Guest Author at Angry Bear is Professor Joel Eissenberg. Dr. Joel Eissenberg is a professor of Biochemistry and Molecular Biology and is probably a good person to ask questions concerning pandemics and bringing new vaccines to market. Ask questions . . . I am sure he will answer the same as he has commented in the Comments section. He also reviewed my layman’s piece on Moderna’s mRNA. I am hoping he will contribute at Angry Bear on healthcare from time to time.
The Moderna trial has reached its enrollment goal of 30,000 subjects and at least 75% have already received both injections. This is not a challenge trial, but it is expected that many subjects in the vaccine and placebo arms will be infected and these will be tracked. Power calculations suggest that only a few dozen infections are necessary to determine whether there is a benefit to the vaccine over placebo. So far, the number of infected subjects is at or ahead of what they expected. The trial lasts two years, so there is plenty of time to collect data. There is, of course, understandable urgency to push out some vaccine ASAP.

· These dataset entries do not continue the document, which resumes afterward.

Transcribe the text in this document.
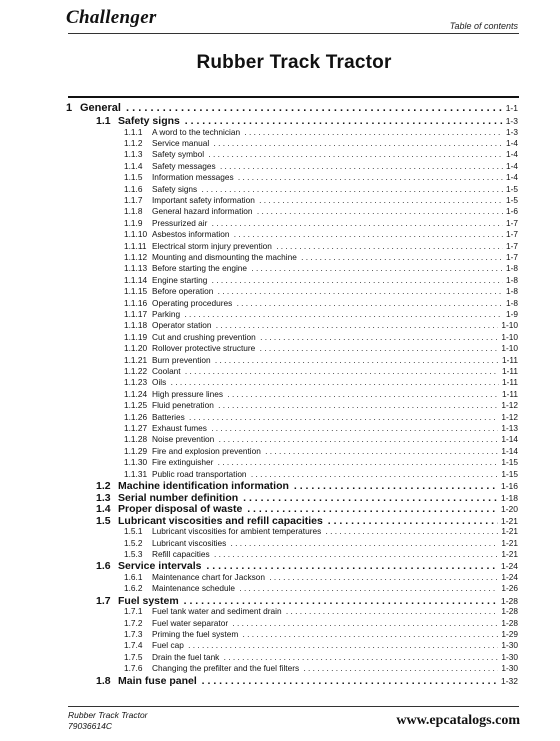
Challenger	Table of contents
Rubber Track Tractor
1 General . . .	1-1
1.1 Safety signs . . .	1-3
1.1.1 A word to the technician . . .	1-3
1.1.2 Service manual . . .	1-4
1.1.3 Safety symbol . . .	1-4
1.1.4 Safety messages . . .	1-4
1.1.5 Information messages . . .	1-4
1.1.6 Safety signs . . .	1-5
1.1.7 Important safety information . . .	1-5
1.1.8 General hazard information . . .	1-6
1.1.9 Pressurized air . . .	1-7
1.1.10 Asbestos information . . .	1-7
1.1.11 Electrical storm injury prevention . . .	1-7
1.1.12 Mounting and dismounting the machine . . .	1-7
1.1.13 Before starting the engine . . .	1-8
1.1.14 Engine starting . . .	1-8
1.1.15 Before operation . . .	1-8
1.1.16 Operating procedures . . .	1-8
1.1.17 Parking . . .	1-9
1.1.18 Operator station . . .	1-10
1.1.19 Cut and crushing prevention . . .	1-10
1.1.20 Rollover protective structure . . .	1-10
1.1.21 Burn prevention . . .	1-11
1.1.22 Coolant . . .	1-11
1.1.23 Oils . . .	1-11
1.1.24 High pressure lines . . .	1-11
1.1.25 Fluid penetration . . .	1-12
1.1.26 Batteries . . .	1-12
1.1.27 Exhaust fumes . . .	1-13
1.1.28 Noise prevention . . .	1-14
1.1.29 Fire and explosion prevention . . .	1-14
1.1.30 Fire extinguisher . . .	1-15
1.1.31 Public road transportation . . .	1-15
1.2 Machine identification information . . .	1-16
1.3 Serial number definition . . .	1-18
1.4 Proper disposal of waste . . .	1-20
1.5 Lubricant viscosities and refill capacities . . .	1-21
1.5.1 Lubricant viscosities for ambient temperatures . . .	1-21
1.5.2 Lubricant viscosities . . .	1-21
1.5.3 Refill capacities . . .	1-21
1.6 Service intervals . . .	1-24
1.6.1 Maintenance chart for Jackson . . .	1-24
1.6.2 Maintenance schedule . . .	1-26
1.7 Fuel system . . .	1-28
1.7.1 Fuel tank water and sediment drain . . .	1-28
1.7.2 Fuel water separator . . .	1-28
1.7.3 Priming the fuel system . . .	1-29
1.7.4 Fuel cap . . .	1-30
1.7.5 Drain the fuel tank . . .	1-30
1.7.6 Changing the prefilter and the fuel filters . . .	1-30
1.8 Main fuse panel . . .	1-32
Rubber Track Tractor
79036614C	www.epcatalogs.com
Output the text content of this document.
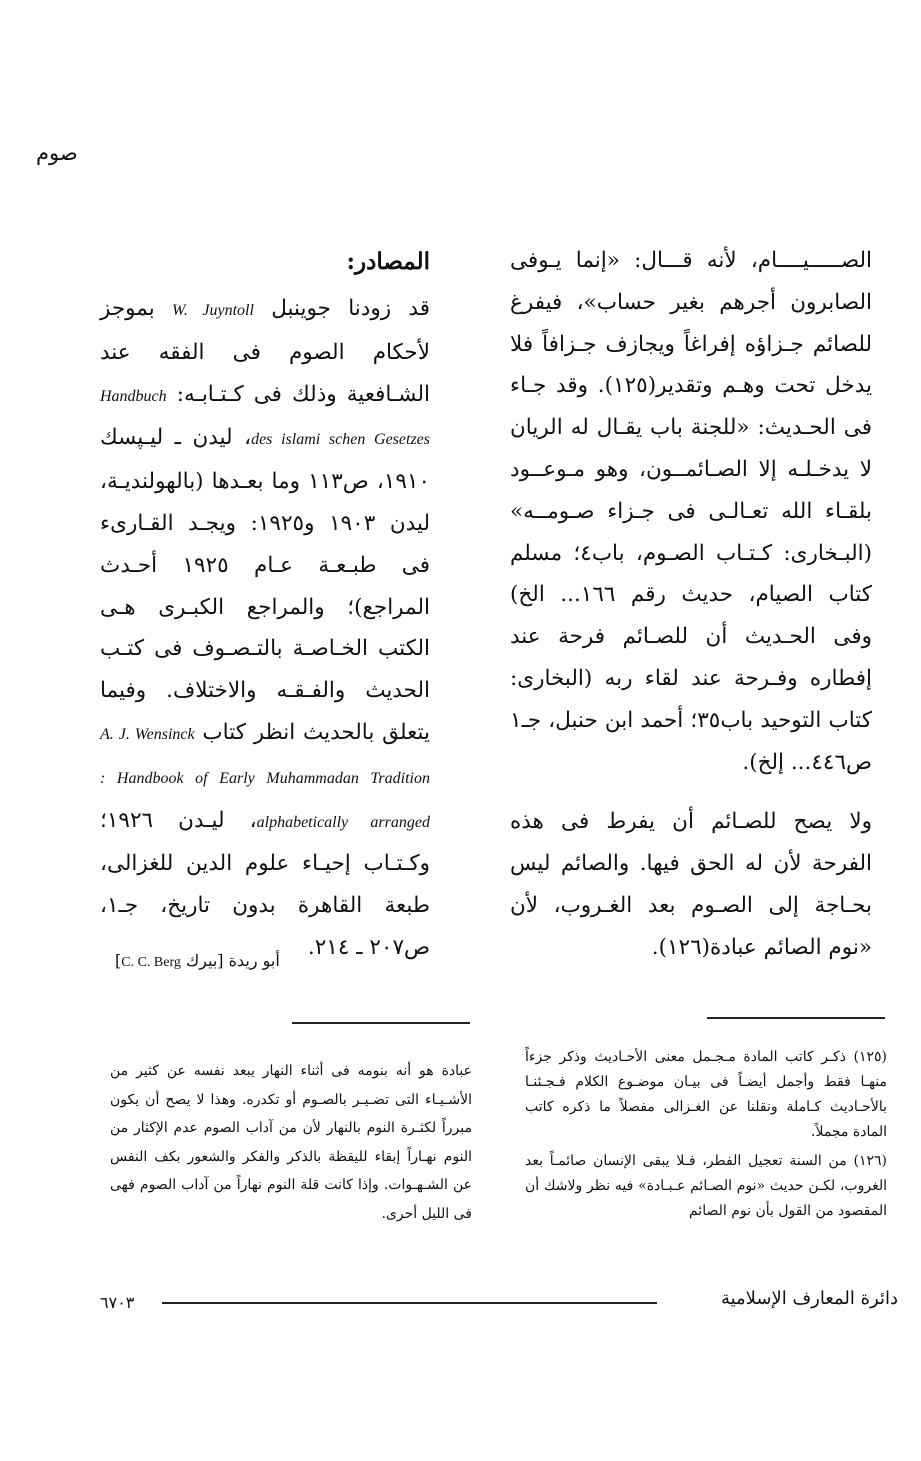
صوم

الصـــــيــــام، لأنه قـــال: «إنما يـوفى الصابرون أجرهم بغير حساب»، فيفرغ للصائم جـزاؤه إفراغاً ويجازف جـزافاً فلا يدخل تحت وهـم وتقدير(١٢٥). وقد جـاء فى الحـديث: «للجنة باب يقـال له الريان لا يدخـلـه إلا الصـائمــون، وهو مـوعــود بلقـاء الله تعـالـى فى جـزاء صـومــه» (البـخارى: كـتـاب الصـوم، باب٤؛ مسلم كتاب الصيام، حديث رقم ١٦٦... الخ) وفى الحـديث أن للصـائم فرحة عند إفطاره وفـرحة عند لقاء ربه (البخارى: كتاب التوحيد باب٣٥؛ أحمد ابن حنبل، جـ١ ص٤٤٦... إلخ).

ولا يصح للصـائم أن يفرط فى هذه الفرحة لأن له الحق فيها. والصائم ليس بحـاجة إلى الصـوم بعد الغـروب، لأن «نوم الصائم عبادة(١٢٦).

المصادر:

قد زودنا جوينبل W. Juyntoll بموجز لأحكام الصوم فى الفقه عند الشـافعية وذلك فى كـتـابـه: Handbuch des islami schen Gesetzes، ليدن ـ ليـپسك ١٩١٠، ص١١٣ وما بعـدها (بالهولنديـة، ليدن ١٩٠٣ و١٩٢٥: ويجـد القـارىء فى طبـعـة عـام ١٩٢٥ أحـدث المراجع)؛ والمراجع الكبـرى هـى الكتب الخـاصـة بالتـصـوف فى كتـب الحديث والفـقـه والاختلاف. وفيما يتعلق بالحديث انظر كتاب A. J. Wensinck : Handbook of Early Muhammadan Tradition alphabetically arranged، ليـدن ١٩٢٦؛ وكـتـاب إحيـاء علوم الدين للغزالى، طبعة القاهرة بدون تاريخ، جـ١، ص٢٠٧ ـ ٢١٤.

أبو ريدة [بيرك C. C. Berg]

(١٢٥) ذكـر كاتب المادة مـجـمل معنى الأحـاديث وذكر جزءاً منهـا فقط وأجمل أيضـاً فى بيـان موضـوع الكلام فـجـئنـا بالأحـاديث كـاملة ونقلنا عن الغـزالى مفصلاً ما ذكره كاتب المادة مجملاً.

(١٢٦) من السنة تعجيل الفطر، فـلا يبقى الإنسان صائمـاً بعد الغروب، لكـن حديث «نوم الصـائم عـبـادة» فيه نظر ولاشك أن المقصود من القول بأن نوم الصائم

عبادة هو أنه بنومه فى أثناء النهار يبعد نفسه عن كثير من الأشـيـاء التى تضـيـر بالصـوم أو تكدره. وهذا لا يصح أن يكون مبرراً لكثـرة النوم بالنهار لأن من آداب الصوم عدم الإكثار من النوم نهـاراً إبقاء لليقظة بالذكر والفكر والشعور بكف النفس عن الشـهـوات. وإذا كانت قلة النوم نهاراً من آداب الصوم فهى فى الليل أحرى.
دائرة المعارف الإسلامية
٦٧٠٣
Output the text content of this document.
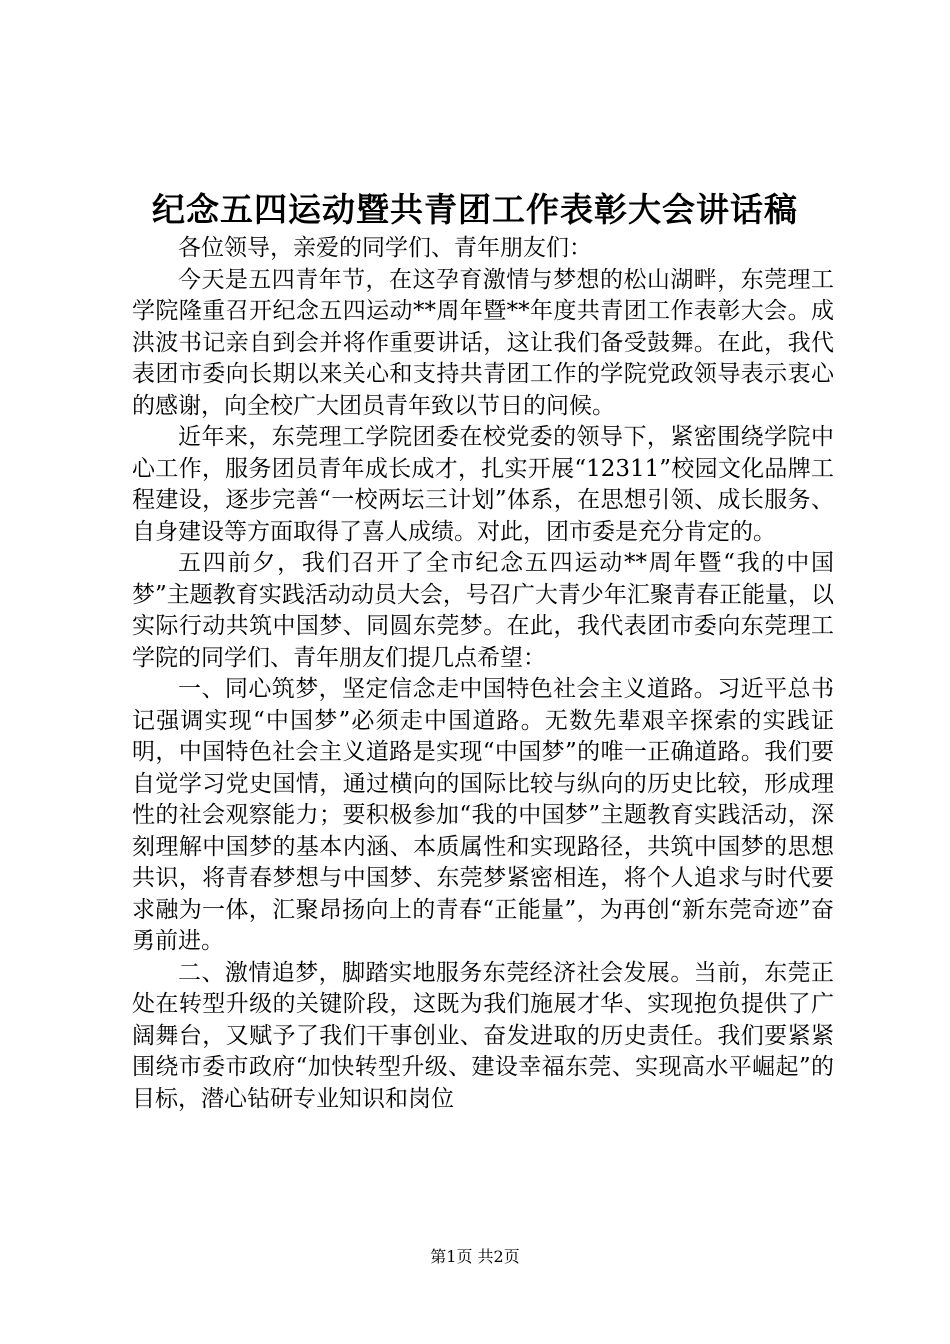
纪念五四运动暨共青团工作表彰大会讲话稿

各位领导，亲爱的同学们、青年朋友们：

今天是五四青年节，在这孕育激情与梦想的松山湖畔，东莞理工学院隆重召开纪念五四运动**周年暨**年度共青团工作表彰大会。成洪波书记亲自到会并将作重要讲话，这让我们备受鼓舞。在此，我代表团市委向长期以来关心和支持共青团工作的学院党政领导表示衷心的感谢，向全校广大团员青年致以节日的问候。

近年来，东莞理工学院团委在校党委的领导下，紧密围绕学院中心工作，服务团员青年成长成才，扎实开展“12311”校园文化品牌工程建设，逐步完善“一校两坛三计划”体系，在思想引领、成长服务、自身建设等方面取得了喜人成绩。对此，团市委是充分肯定的。

五四前夕，我们召开了全市纪念五四运动**周年暨“我的中国梦”主题教育实践活动动员大会，号召广大青少年汇聚青春正能量，以实际行动共筑中国梦、同圆东莞梦。在此，我代表团市委向东莞理工学院的同学们、青年朋友们提几点希望：

一、同心筑梦，坚定信念走中国特色社会主义道路。习近平总书记强调实现“中国梦”必须走中国道路。无数先辈艰辛探索的实践证明，中国特色社会主义道路是实现“中国梦”的唯一正确道路。我们要自觉学习党史国情，通过横向的国际比较与纵向的历史比较，形成理性的社会观察能力；要积极参加“我的中国梦”主题教育实践活动，深刻理解中国梦的基本内涵、本质属性和实现路径，共筑中国梦的思想共识，将青春梦想与中国梦、东莞梦紧密相连，将个人追求与时代要求融为一体，汇聚昂扬向上的青春“正能量”，为再创“新东莞奇迹”奋勇前进。

二、激情追梦，脚踏实地服务东莞经济社会发展。当前，东莞正处在转型升级的关键阶段，这既为我们施展才华、实现抱负提供了广阔舞台，又赋予了我们干事创业、奋发进取的历史责任。我们要紧紧围绕市委市政府“加快转型升级、建设幸福东莞、实现高水平崛起”的目标，潜心钻研专业知识和岗位

第1页 共2页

I’m in the Moderna trial, which tests the efficacy of injecting the messenger RNA for the SARS-CoV-2 spike protein (the surface protein that gives coronaviruses their corona) directly into muscle. The protein is made in muscle cells and then (a) secreted and (b) presented to immune cells to stimulate the adaptive immune system. Technically, it is a double-blind trial, but so far, everyone in the vaccine arm experiences the short-term vaccine syndrome of headache, mild fever, muscle and joint ache after the booster. I did, and was able to get an antibody test confirming a robust response (IgG). I’ll continue to social distance and mask as before; I have no interest in testing just how effective the vaccine is or isn’t with my own body.
The big question for this and the other vaccines is how robust and durable is the protection. This could vary because of a number of factors, including virus dosage and co-morbidities, which is why the 30,000 figure was important. My co-morbidity is age (I’m 65); older folks have a less-robust immune response on average, and it is more poorly regulated. The phase I/II cohort skewed young.
One thing that is frequently overlooked in the COVID-19 pandemic is that most people who survive a frank infection have enduring pathologies after they recover from the acute phase. In this respect, COVID-19 isn’t like the flu, it’s more like polio. So it will be important not only to see whether vaccines reduce mortality, but also if they can blunt the long-term effects on lungs, vasculature, and other organs, as well as virus-induced autoimmunity.
Tony Fauci has prophesized that there will likely be a vaccine approved for emergency use by December or the first quarter of 2021, but that general vaccination of the public won’t be a thing until summer of 2021, and assuming that enough people are vaccinated (ca. 70%), some semblance of normality isn’t expected until 2022. Even then, boosters every year or two may be necessary. I agree with Fauci. Indeed, he may be optimistic.
What is becoming increasingly clear is that infection is no guarantee of long-term immunity after recovery. Herd immunity by natural infection is mass murder, and the survivors will likely have little to celebrate. Until a vaccine is vetted, maintain social distancing, minimize time of potential exposure and wear a mask indoors when others are present. The economic impact of this is severe, yes, but ignoring these practices only leads to new peaks. Be safe out there, peeps!